颜良似乎也察觉到了对方的强悍,不敢分心,开始在左右的保护下全力对付周扬。
两人交上了火,又被混战的乱军隔开。
只因周扬知道要取他性命已不可能,甚至可能被对方斩杀,便不敢与他继续纠缠下去,乘着战形变动,自己亦且战且退。
同时亦发现整个军队都在跟着他且战且退,而对方的攻势也暂缓了压力。
经过一番箭矢逼压之下,双方各自鸣鼓收兵,因为天色也即将昏暗。
曹军帐中,周扬见刘、于二位将军都受伤,尤其是刘延,之前左臂中了一箭仍带兵作战,如今更是伤势严重之极,再无上战场的可能了。
于禁只是身上被刮过了几处刀伤,只要止住流血,并无大碍。
这些经常在战场上,身体与敌人的兵刃无数次磨擦和硬扛的军人,早已无视身上的任何疼痛。
“不愧是周太守,如此激烈的战斗,竟能做到丝发无损。”于禁赞赏的目光打量着周扬,又道,“今日一战,定能让颜良再不敢再轻举妄动,我们便能有更多时间等待曹公的援军。”

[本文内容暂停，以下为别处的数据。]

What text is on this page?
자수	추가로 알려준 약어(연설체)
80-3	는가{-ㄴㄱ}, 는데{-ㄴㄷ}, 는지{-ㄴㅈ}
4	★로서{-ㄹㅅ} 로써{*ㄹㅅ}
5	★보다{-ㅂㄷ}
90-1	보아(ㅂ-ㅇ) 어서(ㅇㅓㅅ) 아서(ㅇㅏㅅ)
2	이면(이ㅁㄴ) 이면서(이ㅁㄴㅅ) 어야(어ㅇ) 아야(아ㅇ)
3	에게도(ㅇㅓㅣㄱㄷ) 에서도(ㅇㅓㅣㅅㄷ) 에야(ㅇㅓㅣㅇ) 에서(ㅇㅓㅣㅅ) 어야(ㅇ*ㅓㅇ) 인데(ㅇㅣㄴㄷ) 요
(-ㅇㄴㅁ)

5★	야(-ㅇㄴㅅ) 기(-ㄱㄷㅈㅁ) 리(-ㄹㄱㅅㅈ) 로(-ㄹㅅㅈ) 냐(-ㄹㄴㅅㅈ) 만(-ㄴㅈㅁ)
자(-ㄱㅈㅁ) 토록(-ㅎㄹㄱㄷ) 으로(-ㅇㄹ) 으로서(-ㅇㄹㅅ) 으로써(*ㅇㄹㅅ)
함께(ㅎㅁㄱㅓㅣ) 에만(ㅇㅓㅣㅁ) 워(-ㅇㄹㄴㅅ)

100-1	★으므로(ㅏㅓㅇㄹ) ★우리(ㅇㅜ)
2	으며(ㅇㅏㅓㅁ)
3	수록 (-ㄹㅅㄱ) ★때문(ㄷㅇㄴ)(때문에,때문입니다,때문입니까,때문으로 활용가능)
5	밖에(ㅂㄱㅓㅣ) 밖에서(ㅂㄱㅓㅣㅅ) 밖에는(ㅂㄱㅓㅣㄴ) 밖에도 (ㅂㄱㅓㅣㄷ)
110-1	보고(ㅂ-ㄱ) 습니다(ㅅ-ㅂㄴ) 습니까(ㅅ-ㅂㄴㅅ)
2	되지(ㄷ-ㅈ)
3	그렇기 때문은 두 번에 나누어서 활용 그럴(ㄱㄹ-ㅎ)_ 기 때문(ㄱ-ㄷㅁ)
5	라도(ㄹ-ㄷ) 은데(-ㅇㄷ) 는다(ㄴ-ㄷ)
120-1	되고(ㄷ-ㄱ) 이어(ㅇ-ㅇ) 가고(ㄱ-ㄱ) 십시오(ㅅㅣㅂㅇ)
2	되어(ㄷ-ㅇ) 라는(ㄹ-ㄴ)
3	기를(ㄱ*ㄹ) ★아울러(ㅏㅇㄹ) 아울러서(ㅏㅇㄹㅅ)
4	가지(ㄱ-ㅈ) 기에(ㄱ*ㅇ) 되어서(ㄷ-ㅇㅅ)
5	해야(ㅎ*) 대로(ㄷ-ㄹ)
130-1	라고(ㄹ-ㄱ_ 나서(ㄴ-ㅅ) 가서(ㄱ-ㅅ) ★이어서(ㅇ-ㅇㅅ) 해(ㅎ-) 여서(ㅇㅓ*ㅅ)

“可是刘将军……”周扬看刘延伤势十分严重,不忍再说下去。
“末将虽不能再上阵杀敌,但是仍可以指挥弓箭手,”刘延一手按住痛至胸口的左臂,一边坚持把话说完,“为周太守与于将军解除边锋忧患。”
次日,颜良再次重组骑兵阵攻击白马。
这一次刘延继续带伤上阵,作为中军后方弓箭手统领,周扬与于禁抵挡对方的先锋骑兵。
昨天周扬见识过颜良在战场上的厉害之处,更是不敢再有半点轻敌,同时也交待于禁,让他若是与此人碰面的话,只能偷袭,绝不要硬拼。
两军再度交战,曹军以防御性的阵式临敌,却仍是一番血战。
损兵折将不再话下,只是曹军兵少,加上士兵们都是被刘延坚韧意志所感染,大多是负伤上阵。
因此第二次交战,曹军能够作战的部队只剩下不足六百。
于禁果断改变战术,将剩余的曹军分成二十多个小队,并将麾下训练最有素的战士提升为队长,由他们领兵上阵,与颜良打散阵,苦战坚持了数日。
然而曹军已开始士气低落,怨声四起。
于禁凭着自身威性强压了下去,并由刘延出面鼓舞将士们,才勉强又撑了两天。
到了第十一天,曹军主力终于赶来支援。
曹操根据这段时日大家苦战的成果,与郭嘉仔细分析了敌我之间的差距,最后得出了结论。
颜良这支人数只占袁绍十分之一的部队,其实确是袁绍最强悍的战力。
而刘延与于禁竟能够守到今天,已是出乎所有人的预料。
因此对付颜良骑兵队,曹操唯一能想到的战术,也只能是以我方铁骑与之对冲。
“白马无险可守,更少有山坡、树林与窄道等有利地形利用。”郭嘉叹道,“用这样的战术也是迫不得已,就算最终能够击退颜良,也是因为我方的数量优势,最后付出的代价仍是十分惨重。”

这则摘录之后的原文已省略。